Brandon Sanderson: Kralların Yolu
The Way of the Kings, Kralların Yolu adlı kitabı ile bu yazımda konuk olarak ele alacağım yazar Brandon Sanderson. Aslında, yazarı eleştirmekten daha çok kitabını incelemeyi tercih edeceğim. Sonuçta bu blog'u hayata geçirme nedenlerim arasında gelen en öncelikli sebep, okuyup da beğendiğim, değerlendirmelerimden sınıfta kalmadan geçebilecek kadar iyi olan eserleri duyurabilmek; kendi bakış açımdan onları tanıtabilmekti.
Amerikalı
ve 38 yaşındaki bir yazar olarak kariyerinin henüz başlarında olan
Sanderson, fantastik dünyanın yeni prensi olarak tanıtılıyor. Doğrusu
The Stormlight Archive, Fırtınaışığı Arşivi sersinin ilk kitabı olan
Kralların Yolu'nu okuduktan sonra bu teoriyi desteklemekten başka bir
şansı kalmıyor insanın. Akılçelen Kitapları tarafından Türkçe'ye
çevirilerek yine aynı yayıncı grup tarafından piyasaya sürülen eser,
toplam 910 sayfalık dev bir tuğlayı andırıyor. Dev bir tuğla diyorum ve
gerçekten de bu sözümün arkasındayım...
Baskı
kalitesi ise oldukça tatminkâr. Kitabı elinizde tutarak rahat bir
şekilde okumanız mümkün olmayabilir. Fakat kağıt hamurunun dokusu, görsellerde
kullanılan illustrasyonların baskı kalitesi ile birlikte bu dezavantajı göz ardı
kılmaya yetiyor. İlk bakışta oldukça ürkütücü gözükmesine rağmen,
Sanderson'un kitabı kurgulayış biçimi ve akıcı dilinin de yardımı ile
bir çırpıda bitiveriyor. Yani kısacası, bileklerinizde kalıcı bir hasara
neden olmadan, ortalama bir okuyucu hızı ile 1 hafta da
bitirebileceğiniz sürükleyici bir eser.
Biraz
da içeriğinden bahsedelim. Fazla spoiler vermeden, kısaca
bahsedebileceklerim ise şunlar: Kitap kişiliklere ayrılarak, farklı
pov'lar eşliğinde hızlı bir giriş yapıyor. Bambaşka bir dünya; fantastik
ögelerin yoğunlukta olduğu baskın bir mücadele ortamı, vahşi ve ani
tehlikeleri içerisinde barındıran bir doğa yaşamı ile eşi benzeri
görülmemiş bir kurgu harikası bu kitap! Kurbanlarını hazırlıksız
yakalayan yüce fırtınaları, sahiplerine madde üzerinde değişim gücü
veren fabrialları ve her şeyden en önemlisi ise fırtınaışığı...
Ve
elbette pareler... Sanderson tam bir dahi. Gerçekten de öyle! Adam
kalkıp başmbaşka bir dünya ile, orta dünya tutkusundan bizleri bir an da
çekip kurtarıyor. Pare adını verdiği antik kılıçlar ve zırhlar
Sanderson'un dehasını ortaya koyan, yep yeni bir dünya yaratan bu kitabın
en değerli ürünleri. Kurbanlarının ruhunu kesen fakat etine zarar
vermeyen, her türlü cansız nesneyi kelimenin tam anlamı ile doğrayabilen
pare kılıçları ve onları taşıyan savaşçıların giydiği, kullanıcısına
insan üstü güçler bahşeden pare zırhları... Ve çok daha fazlası. Ama
elbette daha fazla detaya girmem, kitabı okuma kararı alacak olan
arkadaşlarımın hakkını yemem anlamına gelecektir. Fazla söze gerek yok!
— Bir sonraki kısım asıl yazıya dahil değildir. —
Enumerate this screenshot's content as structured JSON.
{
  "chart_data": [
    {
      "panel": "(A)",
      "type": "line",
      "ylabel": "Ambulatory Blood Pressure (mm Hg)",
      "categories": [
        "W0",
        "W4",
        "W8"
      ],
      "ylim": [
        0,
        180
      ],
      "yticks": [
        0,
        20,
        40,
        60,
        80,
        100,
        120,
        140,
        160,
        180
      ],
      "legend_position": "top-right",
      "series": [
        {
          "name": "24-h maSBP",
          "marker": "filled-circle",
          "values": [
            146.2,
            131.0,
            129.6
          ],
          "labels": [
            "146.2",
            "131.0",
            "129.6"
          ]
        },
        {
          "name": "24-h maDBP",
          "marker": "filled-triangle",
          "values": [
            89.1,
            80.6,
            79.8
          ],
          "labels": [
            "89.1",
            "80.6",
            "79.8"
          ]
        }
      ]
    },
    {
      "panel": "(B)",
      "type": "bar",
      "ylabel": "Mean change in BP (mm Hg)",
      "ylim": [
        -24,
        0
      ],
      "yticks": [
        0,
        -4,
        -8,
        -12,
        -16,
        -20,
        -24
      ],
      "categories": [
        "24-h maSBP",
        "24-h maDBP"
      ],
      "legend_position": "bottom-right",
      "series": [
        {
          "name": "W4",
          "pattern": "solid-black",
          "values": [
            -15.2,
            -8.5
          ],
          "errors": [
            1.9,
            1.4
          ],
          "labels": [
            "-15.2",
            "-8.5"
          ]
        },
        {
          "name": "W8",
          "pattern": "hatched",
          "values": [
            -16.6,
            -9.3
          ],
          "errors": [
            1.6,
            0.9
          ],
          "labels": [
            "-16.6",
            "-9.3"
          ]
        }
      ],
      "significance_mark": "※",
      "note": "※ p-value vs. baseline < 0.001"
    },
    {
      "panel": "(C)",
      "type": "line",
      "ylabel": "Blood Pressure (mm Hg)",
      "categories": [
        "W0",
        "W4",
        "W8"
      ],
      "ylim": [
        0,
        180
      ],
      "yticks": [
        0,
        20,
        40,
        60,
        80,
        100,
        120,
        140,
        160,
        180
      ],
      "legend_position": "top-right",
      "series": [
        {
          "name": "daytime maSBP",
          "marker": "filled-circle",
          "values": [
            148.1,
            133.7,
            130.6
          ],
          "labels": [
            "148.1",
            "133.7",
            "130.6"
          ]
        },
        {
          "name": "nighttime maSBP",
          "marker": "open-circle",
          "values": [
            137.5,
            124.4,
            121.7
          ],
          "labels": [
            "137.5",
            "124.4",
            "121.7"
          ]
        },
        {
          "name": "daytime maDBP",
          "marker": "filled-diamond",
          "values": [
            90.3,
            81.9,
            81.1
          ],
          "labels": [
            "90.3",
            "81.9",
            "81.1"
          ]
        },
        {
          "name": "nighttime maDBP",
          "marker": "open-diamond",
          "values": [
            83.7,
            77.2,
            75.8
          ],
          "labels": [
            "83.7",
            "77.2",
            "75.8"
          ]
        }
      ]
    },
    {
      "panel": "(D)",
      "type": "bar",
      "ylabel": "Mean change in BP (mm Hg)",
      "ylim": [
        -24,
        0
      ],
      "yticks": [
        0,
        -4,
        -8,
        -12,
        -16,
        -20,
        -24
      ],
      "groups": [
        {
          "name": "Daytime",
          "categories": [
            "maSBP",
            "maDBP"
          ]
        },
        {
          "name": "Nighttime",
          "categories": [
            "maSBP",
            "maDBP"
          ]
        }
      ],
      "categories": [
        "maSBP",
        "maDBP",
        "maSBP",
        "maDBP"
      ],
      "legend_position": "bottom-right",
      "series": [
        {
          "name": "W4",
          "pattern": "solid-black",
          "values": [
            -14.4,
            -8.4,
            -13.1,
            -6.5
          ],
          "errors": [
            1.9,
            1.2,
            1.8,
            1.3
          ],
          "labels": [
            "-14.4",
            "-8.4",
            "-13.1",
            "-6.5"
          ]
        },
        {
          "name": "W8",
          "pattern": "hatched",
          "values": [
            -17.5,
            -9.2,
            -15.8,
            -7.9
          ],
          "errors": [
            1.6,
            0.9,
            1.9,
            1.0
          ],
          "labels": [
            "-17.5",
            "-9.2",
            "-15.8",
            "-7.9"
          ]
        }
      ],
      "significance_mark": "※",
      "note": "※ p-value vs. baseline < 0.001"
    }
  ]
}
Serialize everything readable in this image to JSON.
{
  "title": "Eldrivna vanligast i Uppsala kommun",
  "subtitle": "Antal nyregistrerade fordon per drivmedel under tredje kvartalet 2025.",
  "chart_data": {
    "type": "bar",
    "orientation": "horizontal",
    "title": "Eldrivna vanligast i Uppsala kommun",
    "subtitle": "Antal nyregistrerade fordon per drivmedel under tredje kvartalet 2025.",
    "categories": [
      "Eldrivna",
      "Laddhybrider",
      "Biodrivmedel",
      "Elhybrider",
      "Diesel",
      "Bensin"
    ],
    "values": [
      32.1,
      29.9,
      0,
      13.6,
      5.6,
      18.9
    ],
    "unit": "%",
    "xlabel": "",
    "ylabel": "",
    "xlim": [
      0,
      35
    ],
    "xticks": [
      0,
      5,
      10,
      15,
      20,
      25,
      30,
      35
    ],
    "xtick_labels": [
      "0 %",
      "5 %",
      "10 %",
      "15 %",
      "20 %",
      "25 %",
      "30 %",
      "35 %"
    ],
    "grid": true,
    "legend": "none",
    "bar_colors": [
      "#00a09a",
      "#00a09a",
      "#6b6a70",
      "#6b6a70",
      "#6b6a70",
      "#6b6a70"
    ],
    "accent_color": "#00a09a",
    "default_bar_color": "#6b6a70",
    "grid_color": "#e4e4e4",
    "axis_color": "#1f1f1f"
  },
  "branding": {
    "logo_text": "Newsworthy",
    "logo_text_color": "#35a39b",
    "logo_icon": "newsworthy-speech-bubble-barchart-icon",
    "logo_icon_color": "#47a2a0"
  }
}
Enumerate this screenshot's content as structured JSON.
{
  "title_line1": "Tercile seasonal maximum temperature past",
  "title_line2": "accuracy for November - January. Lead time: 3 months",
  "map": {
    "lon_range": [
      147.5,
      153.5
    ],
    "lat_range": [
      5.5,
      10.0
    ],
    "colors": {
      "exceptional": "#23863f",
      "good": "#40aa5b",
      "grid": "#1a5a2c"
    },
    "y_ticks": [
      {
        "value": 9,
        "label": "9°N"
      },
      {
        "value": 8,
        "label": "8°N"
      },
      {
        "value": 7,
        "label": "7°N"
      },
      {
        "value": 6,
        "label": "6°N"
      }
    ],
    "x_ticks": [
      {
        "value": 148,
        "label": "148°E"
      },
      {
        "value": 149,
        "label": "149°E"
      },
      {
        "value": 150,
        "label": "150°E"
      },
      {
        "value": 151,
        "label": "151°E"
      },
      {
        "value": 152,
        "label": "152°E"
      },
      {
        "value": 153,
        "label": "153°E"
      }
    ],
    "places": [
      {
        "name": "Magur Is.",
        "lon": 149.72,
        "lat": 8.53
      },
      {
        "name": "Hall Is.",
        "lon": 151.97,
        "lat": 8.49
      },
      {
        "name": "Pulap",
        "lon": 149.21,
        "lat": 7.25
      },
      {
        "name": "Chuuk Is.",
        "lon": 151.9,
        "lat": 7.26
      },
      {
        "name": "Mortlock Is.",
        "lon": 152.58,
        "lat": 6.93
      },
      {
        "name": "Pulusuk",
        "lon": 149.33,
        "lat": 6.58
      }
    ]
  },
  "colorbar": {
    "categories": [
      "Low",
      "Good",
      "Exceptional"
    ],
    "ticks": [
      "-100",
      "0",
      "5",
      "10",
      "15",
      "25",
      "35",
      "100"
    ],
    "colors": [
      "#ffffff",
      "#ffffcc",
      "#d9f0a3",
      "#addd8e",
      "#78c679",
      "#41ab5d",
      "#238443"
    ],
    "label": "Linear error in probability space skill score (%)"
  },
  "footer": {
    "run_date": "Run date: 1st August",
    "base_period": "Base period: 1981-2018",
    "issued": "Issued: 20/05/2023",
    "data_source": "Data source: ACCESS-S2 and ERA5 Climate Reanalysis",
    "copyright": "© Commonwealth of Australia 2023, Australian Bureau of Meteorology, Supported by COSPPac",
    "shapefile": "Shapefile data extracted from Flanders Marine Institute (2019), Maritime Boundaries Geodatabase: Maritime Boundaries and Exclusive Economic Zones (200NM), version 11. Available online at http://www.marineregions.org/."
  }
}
Antik savaş sahnelerinden hoşlanıyor, fantastik bir örgü içerisinde
akıllıcı kurgulanmış yep yeni bir dünya anlatısı arıyorsanız eğer,
prensimizin bu yeni kitabını kaçırmayın derim.
Her
kitabı 1000 sayfalık olması planlanan 10 kitaplık devasa bir eserden
söz ediyoruz. Sanderson bu konuda başarılı. Kitaplarını yarıda
bırakmadan bu hayata gözlerini kapamayacağını da umut ederek serinin
devam kitaplarını da beklemekteyiz. Kralların Yolu orjinal dili ile
2010'da USA'da, 2013'de ise Türkçe olarak ülkemizde satışa sunuldu.
Serinin ikinci kitabı olan Words of Radience, Işığın Sözleri ise şu anda
Türkçe'ye çeviriliyor ve belki de basılıyor. Şanslı isek Aralık sonu ya
da 2015 başlarında bu harika serinin ikinci kitabını da Türkçe olarak okuma
şansına erişeceğiz. Ve son kişisel bir not. Kitap içerisinde en çok
beğendiğim povlar; Dalinar, Kaladin ve Szeth'e ait. Okuyun, nedenini
sizler de anlayacaksınız...
Kralların Yolu'na 10 üzerinden 10 vermezsem eğer, bu emeği ve başarıyı küçümsemiş olurum.